Star!
Pep!
Stop it!
<grin>
Important topic. Touchy people. Expectable.
I've told my little girl nothing about why we divorced. She believes it's my fault - and that it is a bad thing. I have not corrected her. We seem to have a reasonably OK relationship. She's a girl. Her Mom's a girl. (Just in case that wasn't obvious, LOL). If you tell somebody "your car is ugly", they will feel bad. If you tell a girl something unpleasant about her Mom, the girl will feel bad. I'm not sure I gain anything. I don't lie to her. I just don't discuss it. Later. Later. (I think)
But maybe soon?
You see, a few months ago, my XW married the OM... .but she has not yet told our daughter.
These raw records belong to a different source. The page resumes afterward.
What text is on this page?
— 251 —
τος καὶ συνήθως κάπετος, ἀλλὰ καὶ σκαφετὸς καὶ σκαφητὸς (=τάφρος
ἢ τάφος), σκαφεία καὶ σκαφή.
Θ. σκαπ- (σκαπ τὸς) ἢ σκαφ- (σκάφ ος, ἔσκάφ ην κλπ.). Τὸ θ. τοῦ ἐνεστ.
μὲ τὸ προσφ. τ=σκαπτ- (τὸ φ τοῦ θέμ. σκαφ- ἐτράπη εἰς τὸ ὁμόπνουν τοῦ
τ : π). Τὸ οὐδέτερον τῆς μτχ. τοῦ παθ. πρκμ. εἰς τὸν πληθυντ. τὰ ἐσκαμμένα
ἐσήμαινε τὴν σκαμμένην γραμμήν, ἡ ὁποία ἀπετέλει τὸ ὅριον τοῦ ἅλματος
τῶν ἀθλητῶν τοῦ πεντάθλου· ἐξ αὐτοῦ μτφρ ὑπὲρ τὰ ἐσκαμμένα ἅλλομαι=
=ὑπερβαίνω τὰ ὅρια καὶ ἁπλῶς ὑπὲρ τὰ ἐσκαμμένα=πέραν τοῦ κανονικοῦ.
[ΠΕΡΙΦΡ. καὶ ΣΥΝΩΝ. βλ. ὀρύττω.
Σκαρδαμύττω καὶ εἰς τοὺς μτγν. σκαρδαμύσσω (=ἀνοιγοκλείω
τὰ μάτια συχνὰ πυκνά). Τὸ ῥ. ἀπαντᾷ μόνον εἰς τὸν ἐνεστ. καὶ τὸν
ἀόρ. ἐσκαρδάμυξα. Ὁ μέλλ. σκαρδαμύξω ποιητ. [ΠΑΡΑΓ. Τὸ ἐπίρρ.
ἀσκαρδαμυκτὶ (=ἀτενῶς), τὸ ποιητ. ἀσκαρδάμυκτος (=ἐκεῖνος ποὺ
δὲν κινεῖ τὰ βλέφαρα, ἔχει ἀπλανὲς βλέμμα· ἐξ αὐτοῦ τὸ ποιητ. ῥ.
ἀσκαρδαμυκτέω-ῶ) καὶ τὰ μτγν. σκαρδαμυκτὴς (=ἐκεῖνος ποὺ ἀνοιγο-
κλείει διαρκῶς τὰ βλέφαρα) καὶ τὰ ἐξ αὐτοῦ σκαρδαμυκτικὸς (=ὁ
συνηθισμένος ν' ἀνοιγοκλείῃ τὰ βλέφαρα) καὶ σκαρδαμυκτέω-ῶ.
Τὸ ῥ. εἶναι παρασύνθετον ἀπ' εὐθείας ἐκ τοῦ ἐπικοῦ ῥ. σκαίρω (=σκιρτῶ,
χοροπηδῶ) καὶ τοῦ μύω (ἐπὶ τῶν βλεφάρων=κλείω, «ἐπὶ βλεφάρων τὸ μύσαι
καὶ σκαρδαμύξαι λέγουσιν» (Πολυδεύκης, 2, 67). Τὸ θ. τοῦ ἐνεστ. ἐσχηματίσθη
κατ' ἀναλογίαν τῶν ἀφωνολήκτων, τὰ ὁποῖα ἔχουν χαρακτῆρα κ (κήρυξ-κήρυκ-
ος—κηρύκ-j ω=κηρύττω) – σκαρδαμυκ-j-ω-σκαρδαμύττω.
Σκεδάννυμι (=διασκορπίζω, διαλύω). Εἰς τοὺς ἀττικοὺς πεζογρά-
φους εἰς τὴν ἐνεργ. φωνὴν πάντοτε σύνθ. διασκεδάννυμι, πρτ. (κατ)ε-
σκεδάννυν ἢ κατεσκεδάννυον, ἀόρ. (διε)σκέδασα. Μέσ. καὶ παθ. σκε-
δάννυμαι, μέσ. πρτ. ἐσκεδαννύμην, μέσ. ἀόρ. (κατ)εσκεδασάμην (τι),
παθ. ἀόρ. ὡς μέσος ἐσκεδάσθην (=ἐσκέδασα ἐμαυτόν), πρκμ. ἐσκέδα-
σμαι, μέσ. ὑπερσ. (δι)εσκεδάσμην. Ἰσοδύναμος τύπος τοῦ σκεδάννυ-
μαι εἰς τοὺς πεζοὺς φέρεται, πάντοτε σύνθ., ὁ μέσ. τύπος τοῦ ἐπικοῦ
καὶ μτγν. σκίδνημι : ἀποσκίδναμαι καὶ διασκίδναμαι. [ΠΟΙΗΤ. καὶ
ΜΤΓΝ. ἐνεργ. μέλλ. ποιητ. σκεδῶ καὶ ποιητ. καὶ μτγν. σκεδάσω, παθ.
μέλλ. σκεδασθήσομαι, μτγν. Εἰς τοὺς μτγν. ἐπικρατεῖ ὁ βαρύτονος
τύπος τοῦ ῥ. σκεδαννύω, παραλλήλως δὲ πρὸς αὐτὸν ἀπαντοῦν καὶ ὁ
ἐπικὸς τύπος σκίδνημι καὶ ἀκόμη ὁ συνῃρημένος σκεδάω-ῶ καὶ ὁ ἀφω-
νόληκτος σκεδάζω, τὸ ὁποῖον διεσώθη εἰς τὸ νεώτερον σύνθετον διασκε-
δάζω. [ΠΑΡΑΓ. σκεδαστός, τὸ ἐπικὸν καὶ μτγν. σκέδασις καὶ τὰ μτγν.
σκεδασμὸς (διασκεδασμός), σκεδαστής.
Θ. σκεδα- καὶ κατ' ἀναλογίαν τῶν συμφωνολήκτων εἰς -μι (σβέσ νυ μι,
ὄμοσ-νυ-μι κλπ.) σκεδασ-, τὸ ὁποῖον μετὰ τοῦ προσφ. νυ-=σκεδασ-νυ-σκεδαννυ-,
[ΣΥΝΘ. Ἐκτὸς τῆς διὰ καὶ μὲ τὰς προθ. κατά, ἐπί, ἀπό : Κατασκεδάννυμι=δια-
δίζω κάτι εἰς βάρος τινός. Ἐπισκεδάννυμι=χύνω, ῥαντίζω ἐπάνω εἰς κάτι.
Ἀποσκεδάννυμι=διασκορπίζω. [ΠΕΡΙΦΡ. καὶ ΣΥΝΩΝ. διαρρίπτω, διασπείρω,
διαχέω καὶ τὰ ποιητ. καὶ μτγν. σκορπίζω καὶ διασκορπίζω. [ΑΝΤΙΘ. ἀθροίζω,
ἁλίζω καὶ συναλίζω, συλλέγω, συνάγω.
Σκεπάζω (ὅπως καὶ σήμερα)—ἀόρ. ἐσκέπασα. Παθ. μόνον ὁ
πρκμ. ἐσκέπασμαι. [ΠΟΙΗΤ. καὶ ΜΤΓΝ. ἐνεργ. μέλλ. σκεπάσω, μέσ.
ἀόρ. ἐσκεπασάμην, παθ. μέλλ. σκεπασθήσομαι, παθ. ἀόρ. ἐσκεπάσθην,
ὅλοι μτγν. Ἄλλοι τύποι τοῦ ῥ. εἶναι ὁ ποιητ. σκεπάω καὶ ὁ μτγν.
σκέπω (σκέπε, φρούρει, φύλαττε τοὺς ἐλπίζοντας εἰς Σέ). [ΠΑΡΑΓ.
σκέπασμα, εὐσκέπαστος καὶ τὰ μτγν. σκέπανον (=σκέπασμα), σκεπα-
She isn't living with him (except perhaps wihen DD is with me). She doesn't want DD to know. What do I gain by telling my daughter about the A and all that?
All I can imagine that I gain is that DD might become hostile toward OM. That's fine with me, but I don't know that it solves anything. I don't think she sees him often. She knows him by name, but doesn't know (as far as I know) what's going on or what has gone on almost all her life.
I'm think about it.
She'll be with me over Labor Day weekend. Maybe that would be a good time to talk about it. She's hard to talk to. She doesn't respond like other children her age - is a little behind in her speech (although she can read quite well - better than any other 5-year-old I know). So, I could tell her something, and she'll ignore me and start reciting some story that she read.
I think she's not far enough along in communication for me to be able to discuss it with her very well.